I've run into many situations where something was deemed costly, is found out later, and the team ultimately has implement it all while hoping no one groks that is was predicted. "Nobody ever gets credit for fixing problems that never happened" (https://news.ycombinator.com/item?id=39472693) is related.

4 comments

When I was in Search 15 or so years ago, there was actually a very direct cost: revenue.

The AdMixer was an "optional" response for the search page. If the ads didn't return before the search results did, the search would just not show ads, and Google wouldn't get any revenue for it. Showed the premium that Google of the day put on latency and user experience. I think we lost a few million per year to timeouts, but it was worth it for generating user loyalty, and it put a very big incentive on the ads team to keep the serving stack fast.

No idea if it's still architected like that, I kinda doubt it given recent search experiences, but I thought it was brilliant just for the sake of aligning incentives between different parts of the organization.

The developer, tester and devops time required to properly implement graceful degradation could easily accumulate to hundreds of hours.
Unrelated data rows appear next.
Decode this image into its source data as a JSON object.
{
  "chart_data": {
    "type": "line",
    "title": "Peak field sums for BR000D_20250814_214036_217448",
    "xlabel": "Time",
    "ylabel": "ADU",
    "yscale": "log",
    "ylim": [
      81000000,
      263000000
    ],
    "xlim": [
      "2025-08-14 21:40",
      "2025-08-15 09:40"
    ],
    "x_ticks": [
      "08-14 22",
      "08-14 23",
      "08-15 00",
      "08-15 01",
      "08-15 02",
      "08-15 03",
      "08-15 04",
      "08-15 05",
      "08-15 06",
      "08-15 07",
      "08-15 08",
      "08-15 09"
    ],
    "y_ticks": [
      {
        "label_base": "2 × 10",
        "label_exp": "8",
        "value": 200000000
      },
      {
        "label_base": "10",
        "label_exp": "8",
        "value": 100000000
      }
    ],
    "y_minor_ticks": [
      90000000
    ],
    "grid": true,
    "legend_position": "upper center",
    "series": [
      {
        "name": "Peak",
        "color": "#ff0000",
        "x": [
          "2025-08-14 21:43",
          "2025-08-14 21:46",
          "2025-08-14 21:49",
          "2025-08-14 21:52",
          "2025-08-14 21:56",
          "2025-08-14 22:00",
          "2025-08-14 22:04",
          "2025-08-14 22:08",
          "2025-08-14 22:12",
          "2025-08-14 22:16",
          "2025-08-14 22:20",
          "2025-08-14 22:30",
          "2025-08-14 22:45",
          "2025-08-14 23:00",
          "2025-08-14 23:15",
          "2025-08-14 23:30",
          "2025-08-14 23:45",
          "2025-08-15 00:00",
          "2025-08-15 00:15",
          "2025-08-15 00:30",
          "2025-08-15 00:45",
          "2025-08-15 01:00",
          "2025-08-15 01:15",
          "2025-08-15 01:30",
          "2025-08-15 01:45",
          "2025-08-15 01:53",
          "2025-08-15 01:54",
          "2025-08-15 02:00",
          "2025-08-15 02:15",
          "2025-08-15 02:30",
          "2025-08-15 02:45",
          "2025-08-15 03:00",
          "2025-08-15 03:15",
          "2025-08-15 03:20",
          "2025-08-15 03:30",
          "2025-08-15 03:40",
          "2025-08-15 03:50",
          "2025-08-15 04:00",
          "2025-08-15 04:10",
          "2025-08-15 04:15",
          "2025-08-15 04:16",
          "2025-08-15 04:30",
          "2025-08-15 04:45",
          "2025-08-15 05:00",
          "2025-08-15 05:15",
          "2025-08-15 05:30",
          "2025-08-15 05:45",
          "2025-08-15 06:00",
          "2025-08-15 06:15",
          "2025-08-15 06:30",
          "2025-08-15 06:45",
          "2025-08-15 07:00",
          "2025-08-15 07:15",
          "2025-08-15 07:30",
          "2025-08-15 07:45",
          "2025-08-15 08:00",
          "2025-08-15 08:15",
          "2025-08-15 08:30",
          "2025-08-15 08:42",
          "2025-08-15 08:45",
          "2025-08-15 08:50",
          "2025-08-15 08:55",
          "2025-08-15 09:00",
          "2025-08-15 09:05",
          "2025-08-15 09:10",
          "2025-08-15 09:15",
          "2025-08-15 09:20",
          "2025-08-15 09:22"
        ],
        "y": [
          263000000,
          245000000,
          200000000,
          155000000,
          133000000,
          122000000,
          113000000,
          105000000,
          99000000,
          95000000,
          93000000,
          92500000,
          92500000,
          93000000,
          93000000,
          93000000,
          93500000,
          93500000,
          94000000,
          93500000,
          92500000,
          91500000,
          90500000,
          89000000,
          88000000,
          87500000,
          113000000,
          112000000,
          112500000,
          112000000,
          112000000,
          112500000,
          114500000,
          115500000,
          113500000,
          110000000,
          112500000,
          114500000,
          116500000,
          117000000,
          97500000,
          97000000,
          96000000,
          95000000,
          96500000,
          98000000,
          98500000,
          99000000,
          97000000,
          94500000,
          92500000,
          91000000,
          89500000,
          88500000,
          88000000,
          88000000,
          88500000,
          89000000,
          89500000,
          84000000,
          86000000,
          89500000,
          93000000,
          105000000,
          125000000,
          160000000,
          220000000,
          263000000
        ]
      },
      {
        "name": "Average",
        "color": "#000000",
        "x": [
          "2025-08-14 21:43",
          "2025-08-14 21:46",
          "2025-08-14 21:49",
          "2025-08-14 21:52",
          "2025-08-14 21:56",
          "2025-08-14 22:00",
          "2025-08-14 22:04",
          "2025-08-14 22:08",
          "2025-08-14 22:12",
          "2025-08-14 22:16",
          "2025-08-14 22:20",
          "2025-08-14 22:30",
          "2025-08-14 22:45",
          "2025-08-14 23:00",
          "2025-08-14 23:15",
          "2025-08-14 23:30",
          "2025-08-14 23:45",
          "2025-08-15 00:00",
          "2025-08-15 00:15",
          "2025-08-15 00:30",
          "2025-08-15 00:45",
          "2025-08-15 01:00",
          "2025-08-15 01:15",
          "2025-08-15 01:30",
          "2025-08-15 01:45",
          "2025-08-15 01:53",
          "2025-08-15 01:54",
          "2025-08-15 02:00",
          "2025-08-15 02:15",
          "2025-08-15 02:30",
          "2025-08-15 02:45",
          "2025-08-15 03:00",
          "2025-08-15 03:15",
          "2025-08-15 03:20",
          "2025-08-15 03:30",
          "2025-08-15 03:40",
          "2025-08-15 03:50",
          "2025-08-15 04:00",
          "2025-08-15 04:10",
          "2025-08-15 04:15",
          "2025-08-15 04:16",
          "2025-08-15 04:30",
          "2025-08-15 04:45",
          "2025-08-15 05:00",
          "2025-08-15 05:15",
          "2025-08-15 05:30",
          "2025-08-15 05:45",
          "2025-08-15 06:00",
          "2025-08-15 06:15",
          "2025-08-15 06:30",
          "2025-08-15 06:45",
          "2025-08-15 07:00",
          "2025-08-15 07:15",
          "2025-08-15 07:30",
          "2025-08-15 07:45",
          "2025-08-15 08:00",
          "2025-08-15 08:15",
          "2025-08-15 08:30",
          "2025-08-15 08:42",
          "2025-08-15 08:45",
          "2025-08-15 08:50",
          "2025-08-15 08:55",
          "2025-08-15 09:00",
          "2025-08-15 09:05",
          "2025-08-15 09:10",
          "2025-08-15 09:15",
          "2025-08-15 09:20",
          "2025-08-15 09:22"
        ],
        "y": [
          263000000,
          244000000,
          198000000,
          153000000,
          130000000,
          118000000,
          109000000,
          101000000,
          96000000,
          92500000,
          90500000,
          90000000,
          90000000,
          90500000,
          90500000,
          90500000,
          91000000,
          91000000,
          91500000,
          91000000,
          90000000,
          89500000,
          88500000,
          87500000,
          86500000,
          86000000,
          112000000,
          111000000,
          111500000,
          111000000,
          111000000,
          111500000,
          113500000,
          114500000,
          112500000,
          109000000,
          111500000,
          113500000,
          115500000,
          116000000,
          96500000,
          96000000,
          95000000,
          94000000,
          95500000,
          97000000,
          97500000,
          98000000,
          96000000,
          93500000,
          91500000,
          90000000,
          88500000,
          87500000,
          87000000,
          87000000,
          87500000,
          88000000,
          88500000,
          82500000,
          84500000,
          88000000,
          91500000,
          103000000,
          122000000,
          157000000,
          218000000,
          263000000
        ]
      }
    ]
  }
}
Those hours are directly expensive when your developers cost hundreds of dollars a day; and have a material opportunity cost in that their commitment to one particular project delays the delivery of other features.
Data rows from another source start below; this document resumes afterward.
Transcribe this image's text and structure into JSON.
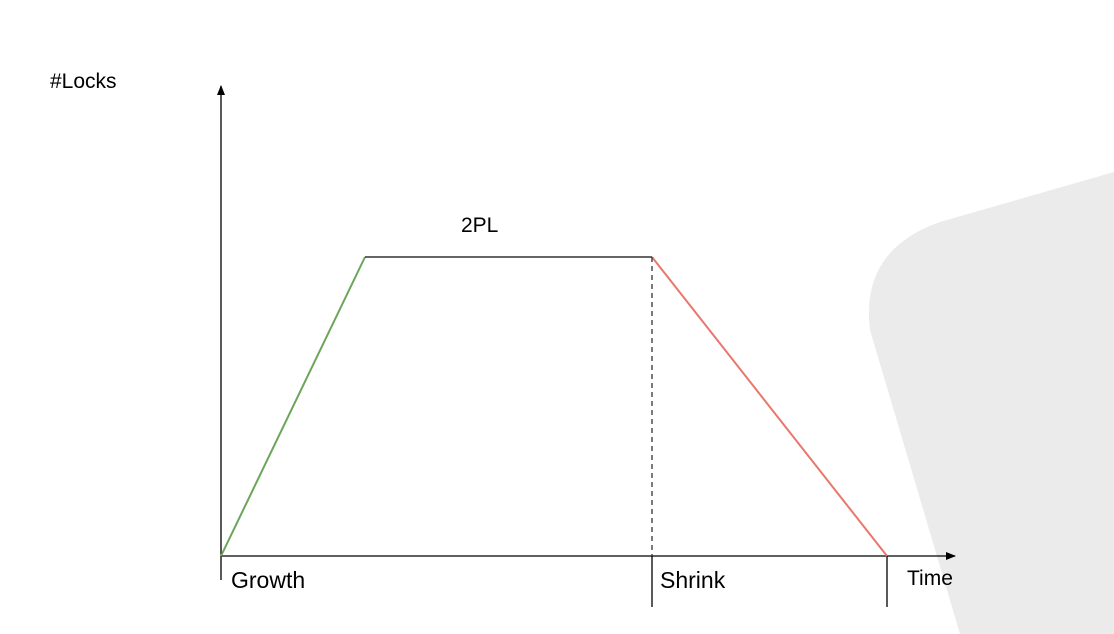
{
  "diagram": {
    "title": "2PL",
    "y_axis_label": "#Locks",
    "x_axis_label": "Time",
    "phases": [
      {
        "name": "Growth",
        "color": "#6aa55a"
      },
      {
        "name": "Shrink",
        "color": "#e8776c"
      }
    ],
    "plateau_color": "#333333",
    "divider_style": "dashed",
    "background_shape_color": "#ebebeb"
  }
}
Moreover, any new features would have to be made compatible with the graceful degradation pattern, creating an ongoing cost.
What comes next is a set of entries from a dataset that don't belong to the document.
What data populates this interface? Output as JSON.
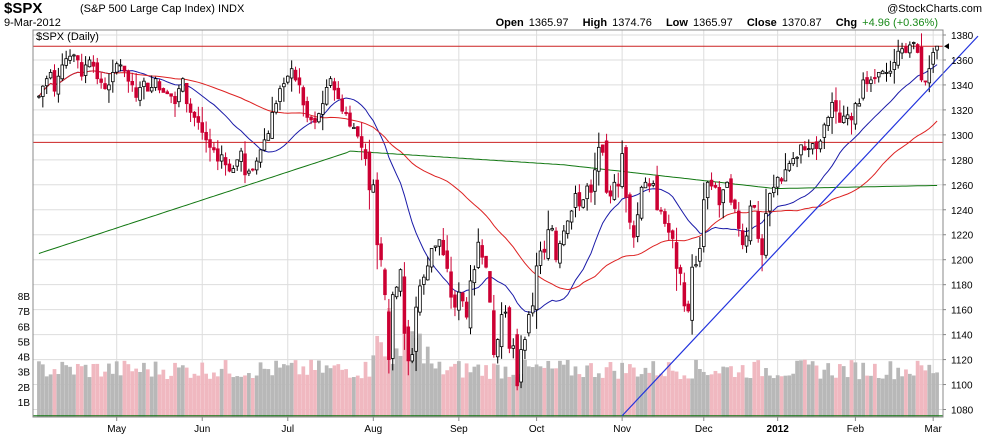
{
  "header": {
    "symbol": "$SPX",
    "name": "(S&P 500 Large Cap Index)",
    "exchange": "INDX",
    "date": "9-Mar-2012",
    "source": "@StockCharts.com",
    "open_label": "Open",
    "open": "1365.97",
    "high_label": "High",
    "high": "1374.76",
    "low_label": "Low",
    "low": "1365.97",
    "close_label": "Close",
    "close": "1370.87",
    "chg_label": "Chg",
    "chg": "+4.96 (+0.36%)"
  },
  "legend_label": "$SPX (Daily)",
  "colors": {
    "up": "#000000",
    "down": "#cc0033",
    "ma_short": "#1a1aa8",
    "ma_mid": "#dd2222",
    "ma_long": "#117711",
    "trend": "#2233dd",
    "hline_red": "#cc2222",
    "hline_green": "#117711",
    "vol_up": "#b8b8b8",
    "vol_down": "#f0b8c0",
    "grid": "#dddddd"
  },
  "chart_data": {
    "type": "candlestick",
    "title": "$SPX (Daily)",
    "y_axis": {
      "ticks": [
        1080,
        1100,
        1120,
        1140,
        1160,
        1180,
        1200,
        1220,
        1240,
        1260,
        1280,
        1300,
        1320,
        1340,
        1360,
        1380
      ],
      "range": [
        1074,
        1384
      ],
      "side": "right"
    },
    "volume_axis": {
      "ticks": [
        "1B",
        "2B",
        "3B",
        "4B",
        "5B",
        "6B",
        "7B",
        "8B"
      ],
      "range_billions": [
        0,
        8
      ]
    },
    "x_axis": {
      "labels": [
        "May",
        "Jun",
        "Jul",
        "Aug",
        "Sep",
        "Oct",
        "Nov",
        "Dec",
        "2012",
        "Feb",
        "Mar"
      ],
      "bold_labels": [
        "2012"
      ],
      "label_positions_bar_index": [
        20,
        42,
        64,
        86,
        108,
        128,
        150,
        171,
        190,
        210,
        230
      ]
    },
    "closes": [
      1331,
      1339,
      1345,
      1350,
      1335,
      1347,
      1356,
      1361,
      1363,
      1364,
      1360,
      1347,
      1356,
      1360,
      1355,
      1345,
      1342,
      1337,
      1340,
      1350,
      1357,
      1356,
      1351,
      1343,
      1340,
      1330,
      1338,
      1343,
      1335,
      1338,
      1345,
      1336,
      1334,
      1333,
      1331,
      1325,
      1337,
      1345,
      1325,
      1318,
      1314,
      1310,
      1302,
      1296,
      1290,
      1288,
      1279,
      1284,
      1276,
      1271,
      1273,
      1280,
      1287,
      1268,
      1271,
      1272,
      1279,
      1288,
      1296,
      1301,
      1318,
      1325,
      1337,
      1341,
      1347,
      1353,
      1344,
      1340,
      1324,
      1314,
      1312,
      1310,
      1317,
      1325,
      1338,
      1345,
      1336,
      1329,
      1319,
      1317,
      1307,
      1306,
      1299,
      1290,
      1281,
      1256,
      1260,
      1212,
      1200,
      1172,
      1120,
      1172,
      1178,
      1192,
      1141,
      1119,
      1124,
      1162,
      1179,
      1186,
      1195,
      1209,
      1211,
      1216,
      1204,
      1193,
      1170,
      1162,
      1174,
      1167,
      1154,
      1183,
      1192,
      1214,
      1202,
      1194,
      1166,
      1124,
      1136,
      1156,
      1158,
      1129,
      1131,
      1099,
      1128,
      1136,
      1156,
      1163,
      1195,
      1207,
      1206,
      1224,
      1225,
      1200,
      1213,
      1223,
      1231,
      1239,
      1253,
      1243,
      1248,
      1259,
      1254,
      1272,
      1290,
      1286,
      1254,
      1251,
      1262,
      1259,
      1285,
      1250,
      1230,
      1218,
      1236,
      1258,
      1262,
      1259,
      1261,
      1240,
      1239,
      1229,
      1222,
      1217,
      1193,
      1189,
      1163,
      1159,
      1194,
      1196,
      1209,
      1248,
      1262,
      1259,
      1258,
      1244,
      1256,
      1262,
      1246,
      1241,
      1225,
      1212,
      1219,
      1243,
      1242,
      1217,
      1204,
      1237,
      1253,
      1258,
      1266,
      1263,
      1272,
      1277,
      1281,
      1282,
      1292,
      1288,
      1289,
      1293,
      1289,
      1295,
      1308,
      1314,
      1326,
      1319,
      1310,
      1315,
      1316,
      1312,
      1325,
      1325,
      1344,
      1341,
      1344,
      1345,
      1350,
      1351,
      1350,
      1351,
      1358,
      1367,
      1369,
      1366,
      1372,
      1374,
      1366,
      1344,
      1343,
      1353,
      1366,
      1371
    ],
    "hlines": [
      {
        "value": 1371,
        "color": "red"
      },
      {
        "value": 1294,
        "color": "red"
      },
      {
        "value": 1075,
        "color": "green"
      }
    ],
    "trendline": [
      {
        "bar": 150,
        "value": 1075
      },
      {
        "bar": 240,
        "value": 1374
      }
    ]
  }
}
When you hire an engineer to build a dam, you expect them to consider piping and subsurface flows such that the foundation isn't swept out in a decade. No matter of the engineer was already paid, retired, etc.

My point isn't that we all need to make dams that can hold up for a century. The point is that you hire an engineer because you want someone with the judgement and expertise to apply the correct amount of engineering to any given solution. Over-engineering is on the pathway to correct-sized engineering. It's the experience, discovery, and exploration required to arrive at choosing what things actually do not need to be done.

When your manager asks you, "do we really need to do that?" It's the expert that can explain why it really is necessary, and the professional who accepts "we're not going to do that" as an answer. And if they still feel it would be harmful not to do it, then that's where professional duty kicks in.

There's a lot of levels to the approach.

Just spending a few moments to consider whether queues should grow, block, or spill when adding them makes a big difference, along with choices in error handling. You can get a lot of things to gracefully degrade for free if that's a part of your decision-making process.

Could be as simple as just some feature flags with environment variables
I also found that when building a feature iteratively, with feature flags for rollout, a simple feature degradation path often appears natively.
For one, it potentially multiplies the testing and regression testing requirements to hit all those additional configurations.
Effectively every piece of software written for at most a few thousand people to use concurrently (i.e. 99.99% of software).

Consumer apps that scale to hundreds of thousands of users with five 9s+ uptime requirements are very rare.